ABSTRACT The recent advent of highly potent inhibitors of the androgen receptor and androgen biosynthesis has had the unfortunate iatrogenic effect of fueling new lethal prostate cancer phenotypes in patients. In particular, non- neuroendocrine androgen receptor-low castration resistant prostate cancer (CRPC), an aggressive form of this disease, is increasing in occurrence amongst patients and is uniformly fatal. The main barriers against therapeutic advances are a paucity of relevant disease models and a very poor understanding of the mechanisms that give rise to this phenotype. The process of protein synthesis has long been considered subordinate to alterations at the levels of DNA and RNA in cancer etiology. However, work from our laboratory and others have revealed that protein synthesis control is a dynamic process that coordinates not only bulk mRNA translation, but also the specialized translation of distinct mRNAs important for cancer phenotypes. Recently, our laboratory has developed and characterized a new in vitro and in vivo toolkit of both human and murine androgen receptor-low CRPC. We have used these models to discover a critical link between androgen receptor signaling and the process of mRNA translation initiation, which is critical for androgen receptor-low CRPC growth. We hypothesize that androgen receptor-low CRPC is driven by the specific translation of distinct mRNA networks, thereby leading to persistent tumor growth, which may represent a therapeutic vulnerability. Our long-term objective is to utilize state-of-the-art mouse models, ribosome profiling, and patient derived xenografts to definitively investigate the fundamental link between the androgen receptor and protein synthesis control in a highly relevant and newly emerging disease course for prostate cancer patients. To do so, we will address the following aims: 1) determine the mechanism by which the androgen receptor communicates with the translation apparatus, 2) delineate how aberrant protein synthesis drives the translation of distinct oncogenic mRNAs, and 3) elucidate the therapeutic efficacy of targeting translation initiation in androgen receptor-low CRPC. Ultimately, these studies are poised to uncover a new paradigm for gene regulation in androgen receptor-low prostate cancer and provide the preclinical basis for targeting the protein synthesis apparatus in an increasingly common highly aggressive disease.
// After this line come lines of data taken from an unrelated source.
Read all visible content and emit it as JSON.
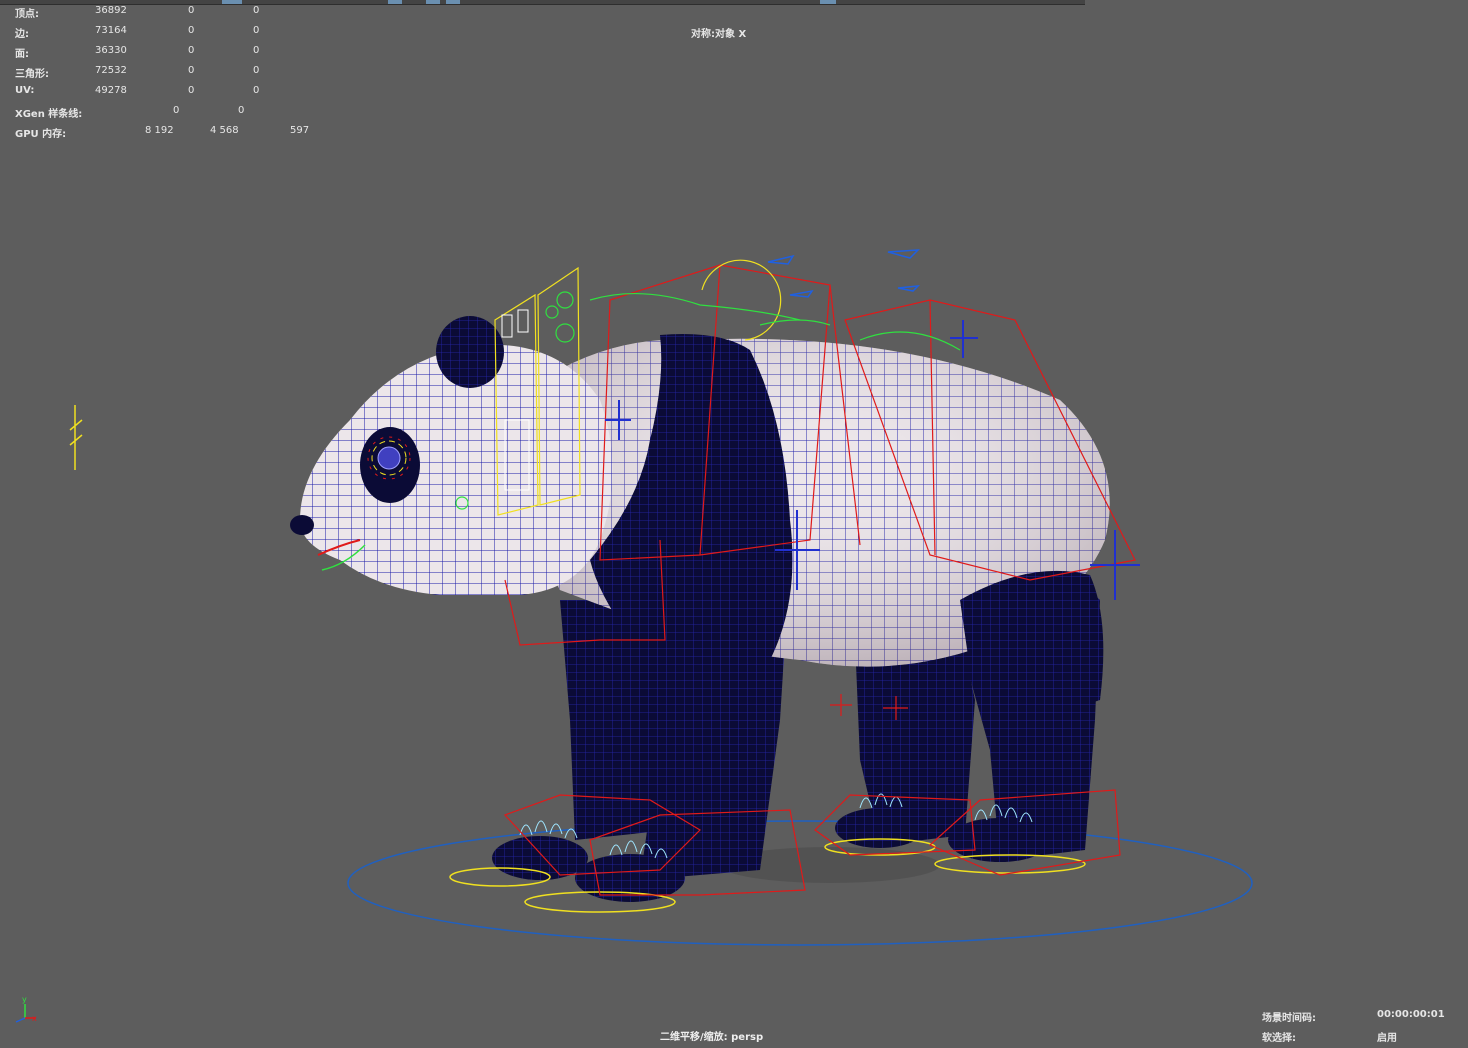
{
  "hud": {
    "rows": [
      {
        "label": "顶点:",
        "values": [
          "36892",
          "0",
          "0"
        ]
      },
      {
        "label": "边:",
        "values": [
          "73164",
          "0",
          "0"
        ]
      },
      {
        "label": "面:",
        "values": [
          "36330",
          "0",
          "0"
        ]
      },
      {
        "label": "三角形:",
        "values": [
          "72532",
          "0",
          "0"
        ]
      },
      {
        "label": "UV:",
        "values": [
          "49278",
          "0",
          "0"
        ]
      },
      {
        "label": "XGen 样条线:",
        "values": [
          "",
          "0",
          "0"
        ]
      },
      {
        "label": "GPU 内存:",
        "values": [
          "8 192",
          "4 568",
          "597"
        ]
      }
    ]
  },
  "viewport": {
    "symmetry_label": "对称:对象 X",
    "camera_label": "二维平移/缩放: persp",
    "timecode_label": "场景时间码:",
    "timecode_value": "00:00:00:01",
    "soft_select_label": "软选择:",
    "soft_select_value": "启用"
  },
  "axis": {
    "y": "y",
    "x": "x"
  },
  "colors": {
    "background": "#5d5d5d",
    "wire_blue": "#1a1aa8",
    "panda_white": "#ece6ea",
    "panda_black": "#0b0b36",
    "rig_red": "#e01a1a",
    "rig_yellow": "#f0e020",
    "rig_green": "#30e040",
    "rig_cyan": "#9fe6ff",
    "ground_ring": "#2060c0"
  }
}
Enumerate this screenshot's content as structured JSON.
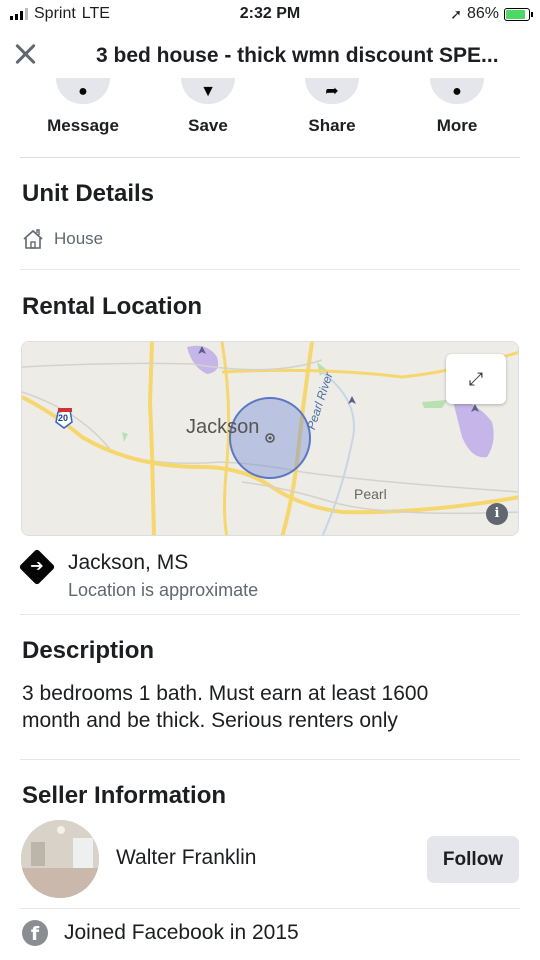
{
  "status_bar": {
    "carrier": "Sprint",
    "network": "LTE",
    "time": "2:32 PM",
    "battery": "86%",
    "battery_level": 0.86
  },
  "header": {
    "title": "3 bed house - thick wmn discount SPE..."
  },
  "actions": [
    {
      "label": "Message",
      "icon": "messenger-icon"
    },
    {
      "label": "Save",
      "icon": "bookmark-icon"
    },
    {
      "label": "Share",
      "icon": "share-arrow-icon"
    },
    {
      "label": "More",
      "icon": "more-dots-icon"
    }
  ],
  "unit_details": {
    "title": "Unit Details",
    "type": "House"
  },
  "rental_location": {
    "title": "Rental Location",
    "map": {
      "labels": {
        "city": "Jackson",
        "river": "Pearl River",
        "town": "Pearl",
        "highway": "20"
      }
    },
    "city": "Jackson, MS",
    "note": "Location is approximate"
  },
  "description": {
    "title": "Description",
    "text": "3 bedrooms 1 bath. Must earn at least 1600 month and be thick. Serious renters only"
  },
  "seller": {
    "title": "Seller Information",
    "name": "Walter Franklin",
    "follow_label": "Follow",
    "joined": "Joined Facebook in 2015"
  },
  "colors": {
    "accent_gray": "#e4e6eb",
    "text_primary": "#1c1e21",
    "text_secondary": "#606770",
    "map_road": "#f5d76e",
    "map_circle": "#7b93d6"
  }
}
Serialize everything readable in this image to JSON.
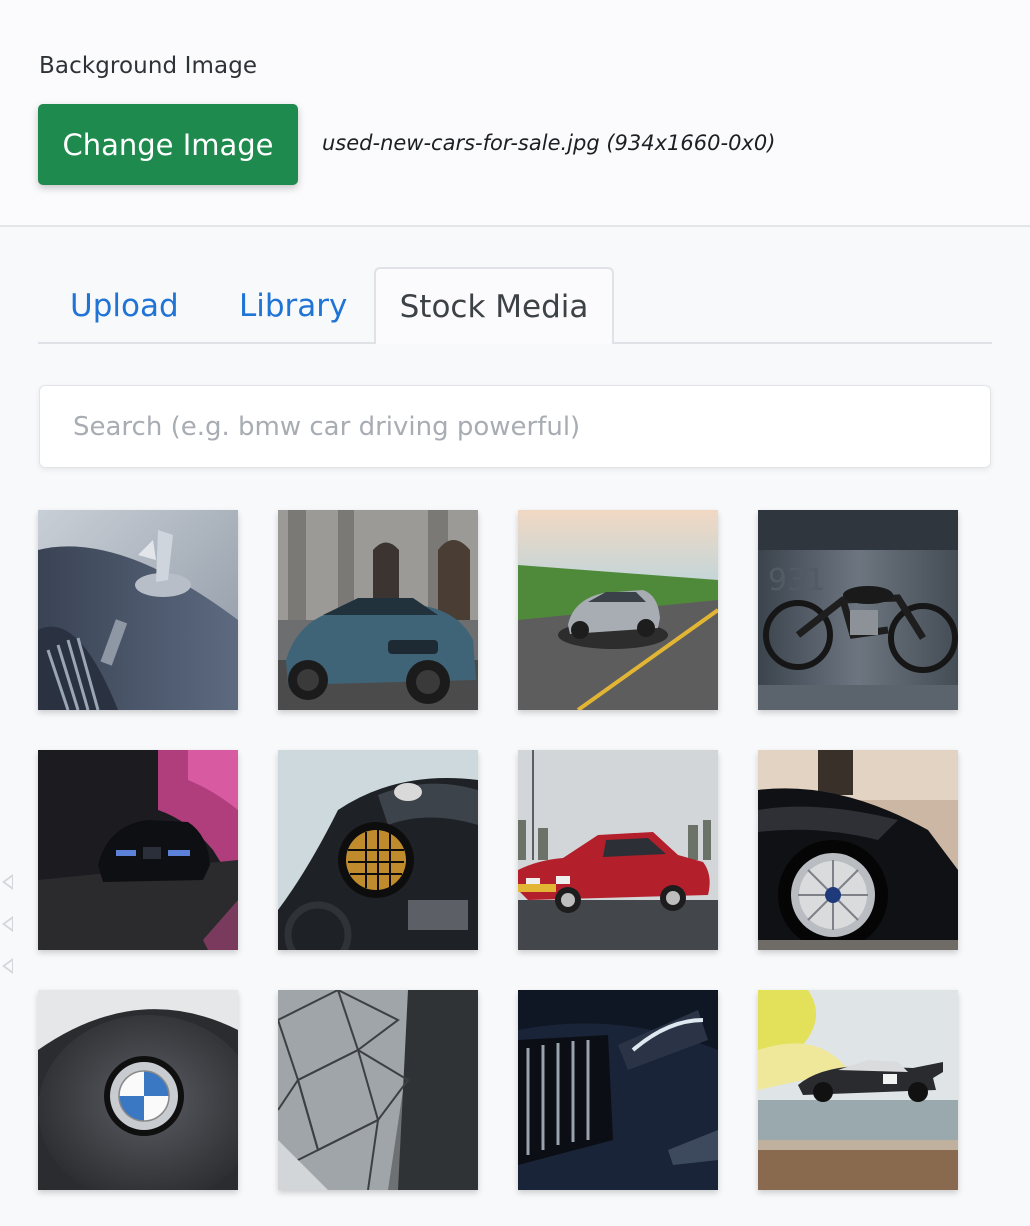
{
  "background_image": {
    "label": "Background Image",
    "change_button_label": "Change Image",
    "file_name": "used-new-cars-for-sale.jpg (934x1660-0x0)",
    "button_color": "#1f8a4e"
  },
  "tabs": [
    {
      "label": "Upload",
      "active": false
    },
    {
      "label": "Library",
      "active": false
    },
    {
      "label": "Stock Media",
      "active": true
    }
  ],
  "search": {
    "placeholder": "Search (e.g. bmw car driving powerful)",
    "value": ""
  },
  "gallery": {
    "items": [
      {
        "subject": "hood-ornament-closeup"
      },
      {
        "subject": "blue-bmw-in-front-of-building"
      },
      {
        "subject": "silver-bmw-driving-road"
      },
      {
        "subject": "vintage-motorcycle"
      },
      {
        "subject": "black-bmw-pink-foliage"
      },
      {
        "subject": "motorcycle-headlight"
      },
      {
        "subject": "red-classic-bmw"
      },
      {
        "subject": "black-car-wheel"
      },
      {
        "subject": "bmw-steering-wheel-logo"
      },
      {
        "subject": "geometric-glass-structure"
      },
      {
        "subject": "dark-bmw-grille"
      },
      {
        "subject": "race-car-on-track"
      }
    ]
  }
}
摘要 最近出现的雄激素受体和雄激素生物合成的高效抑制剂已经 在患者中助长新的致命前列腺癌表型的医源性不幸效应。特别是，非- 神经内分泌雄激素受体-低抗去势前列腺癌(CRPC)，一种侵袭性形式 这种疾病在患者中的发病率正在增加，而且通常是致命的。主要的障碍是 治疗方面的进展缺乏相关的疾病模型，而且对 产生这种表型的机制。长期以来，人们一直认为蛋白质的合成过程 在癌症病因学中，从属于DNA和RNA水平的变化。然而，我们实验室的工作 而其他人则揭示了蛋白质合成控制是一个动态的过程，它不仅协调大量的蛋白质 信使核糖核酸翻译，也是对癌症表型重要的不同信使核糖核酸的专门翻译。 最近，我们实验室开发并表征了一种新的人和动物体内和体外工具包 小鼠雄激素受体-低CRPC。我们使用这些模型来发现雄激素之间的关键联系 受体信号和mRNA翻译起始过程对雄激素受体低水平起关键作用 CRPC增长。我们假设雄激素受体低CRPC是由雄激素受体低CRPC的特异性翻译所驱动的。 不同的mRNA网络，从而导致肿瘤的持续生长，这可能是一种治疗方法 脆弱性。我们的长期目标是利用最先进的小鼠模型、核糖体分析和患者 衍生异种移植明确研究雄激素受体和蛋白质之间的基本联系 前列腺癌患者高度相关和新出现的病程中的综合控制。去做 因此，我们将解决以下目标：1)确定雄激素受体 与翻译设备通信，2)描述异常蛋白质合成如何驱动翻译 以及3)阐明靶向翻译起始在肿瘤中的治疗效果。 雄激素受体-低CRPC。 最终，这些研究将揭开雄激素受体基因调控的新范式--低水平 为靶向蛋白质合成装置治疗前列腺癌提供了临床前基础 越来越常见的高度侵袭性疾病。